Top critical review
One person found this helpful
on 9 June 2017
This book ticked all my boxes, the usual ones I love such as disasters kicking mankind's behind, the world slowly falling to its knees, unscrupulous so and so's making fortunes from the planet's demise and the fact that what is happening in the book could quite possible happen.
It starts with our introduction to the group of hostages are the characters who take us through the story, their lives intertwining as the world disappears under the waves.

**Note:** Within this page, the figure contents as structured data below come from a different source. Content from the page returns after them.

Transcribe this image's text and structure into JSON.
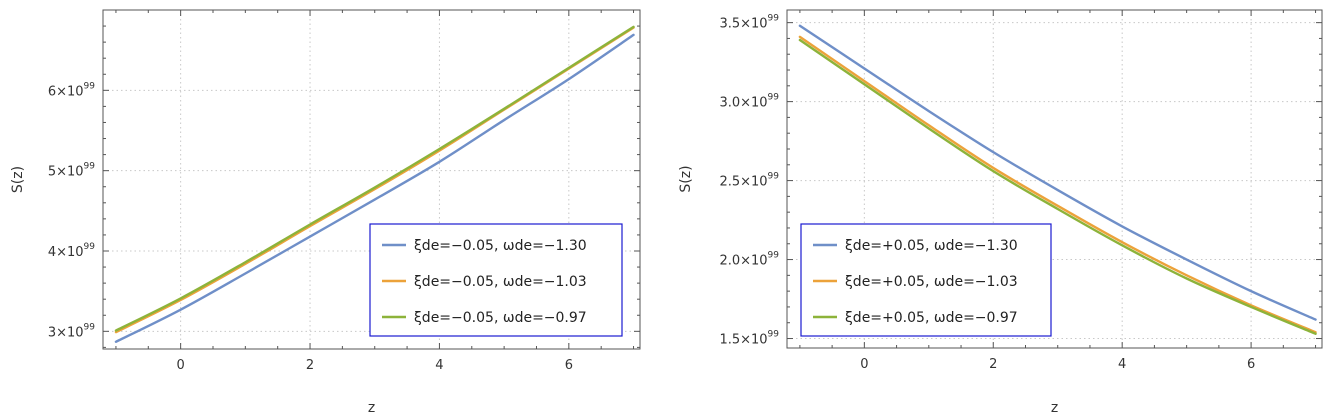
{
  "chart_data": [
    {
      "type": "line",
      "title": "",
      "xlabel": "z",
      "ylabel": "S(z)",
      "xlim": [
        -1.2,
        7.1
      ],
      "ylim": [
        2.78,
        7.0
      ],
      "y_scale_label": "10",
      "y_exponent": "99",
      "grid": true,
      "legend_position": "bottom-right",
      "x_ticks": [
        {
          "value": 0,
          "label": "0"
        },
        {
          "value": 2,
          "label": "2"
        },
        {
          "value": 4,
          "label": "4"
        },
        {
          "value": 6,
          "label": "6"
        }
      ],
      "y_ticks": [
        {
          "value": 3,
          "label": "3×10"
        },
        {
          "value": 4,
          "label": "4×10"
        },
        {
          "value": 5,
          "label": "5×10"
        },
        {
          "value": 6,
          "label": "6×10"
        }
      ],
      "x": [
        -1,
        0,
        1,
        2,
        3,
        4,
        5,
        6,
        7
      ],
      "series": [
        {
          "name": "ξde=−0.05, ωde=−1.30",
          "color": "#6f8fc8",
          "values": [
            2.87,
            3.27,
            3.72,
            4.18,
            4.64,
            5.11,
            5.63,
            6.14,
            6.69
          ]
        },
        {
          "name": "ξde=−0.05, ωde=−1.03",
          "color": "#eca23a",
          "values": [
            2.99,
            3.39,
            3.84,
            4.31,
            4.77,
            5.25,
            5.76,
            6.27,
            6.78
          ]
        },
        {
          "name": "ξde=−0.05, ωde=−0.97",
          "color": "#8db33a",
          "values": [
            3.01,
            3.41,
            3.86,
            4.33,
            4.79,
            5.27,
            5.77,
            6.28,
            6.79
          ]
        }
      ]
    },
    {
      "type": "line",
      "title": "",
      "xlabel": "z",
      "ylabel": "S(z)",
      "xlim": [
        -1.2,
        7.1
      ],
      "ylim": [
        1.44,
        3.58
      ],
      "y_scale_label": "10",
      "y_exponent": "99",
      "grid": true,
      "legend_position": "bottom-left",
      "x_ticks": [
        {
          "value": 0,
          "label": "0"
        },
        {
          "value": 2,
          "label": "2"
        },
        {
          "value": 4,
          "label": "4"
        },
        {
          "value": 6,
          "label": "6"
        }
      ],
      "y_ticks": [
        {
          "value": 1.5,
          "label": "1.5×10"
        },
        {
          "value": 2.0,
          "label": "2.0×10"
        },
        {
          "value": 2.5,
          "label": "2.5×10"
        },
        {
          "value": 3.0,
          "label": "3.0×10"
        },
        {
          "value": 3.5,
          "label": "3.5×10"
        }
      ],
      "x": [
        -1,
        0,
        1,
        2,
        3,
        4,
        5,
        6,
        7
      ],
      "series": [
        {
          "name": "ξde=+0.05, ωde=−1.30",
          "color": "#6f8fc8",
          "values": [
            3.48,
            3.21,
            2.94,
            2.68,
            2.44,
            2.21,
            2.0,
            1.8,
            1.62
          ]
        },
        {
          "name": "ξde=+0.05, ωde=−1.03",
          "color": "#eca23a",
          "values": [
            3.41,
            3.13,
            2.85,
            2.58,
            2.34,
            2.11,
            1.9,
            1.71,
            1.54
          ]
        },
        {
          "name": "ξde=+0.05, ωde=−0.97",
          "color": "#8db33a",
          "values": [
            3.39,
            3.11,
            2.83,
            2.56,
            2.32,
            2.09,
            1.88,
            1.7,
            1.53
          ]
        }
      ]
    }
  ]
}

The sea levels are rising but they are rising faster than expected, now this is the bit I really enjoyed (that sounds bad when I read that back!) the description of the landmarks, the cities, towns, places that we know and love vanishing under the water, it really was horrific. There is a map in my copy and the landmasses on the planet get smaller and smaller as the years go on, the world gets smaller and the population (which has also got smaller) is running out of safe havens.
Now I really wanted to enjoy this book and the whole end of the world by biblical flood sold the story to me but I'd say about three-quarters in to the book I got a little fed up, the characters just started to grate a little, maybe there was too many of them for my liking, maybe I'm just picky but I just started to lose any support I felt for them.
Flood also features a savvy billionaire who uses the flooding to his advantage to line his pockets, he plans to help save mankind just not all of it.
So to sum up this was an ok read but I found it was lacking something towards that three-quarter mark that could propel my reading happily without having to force myself past that point.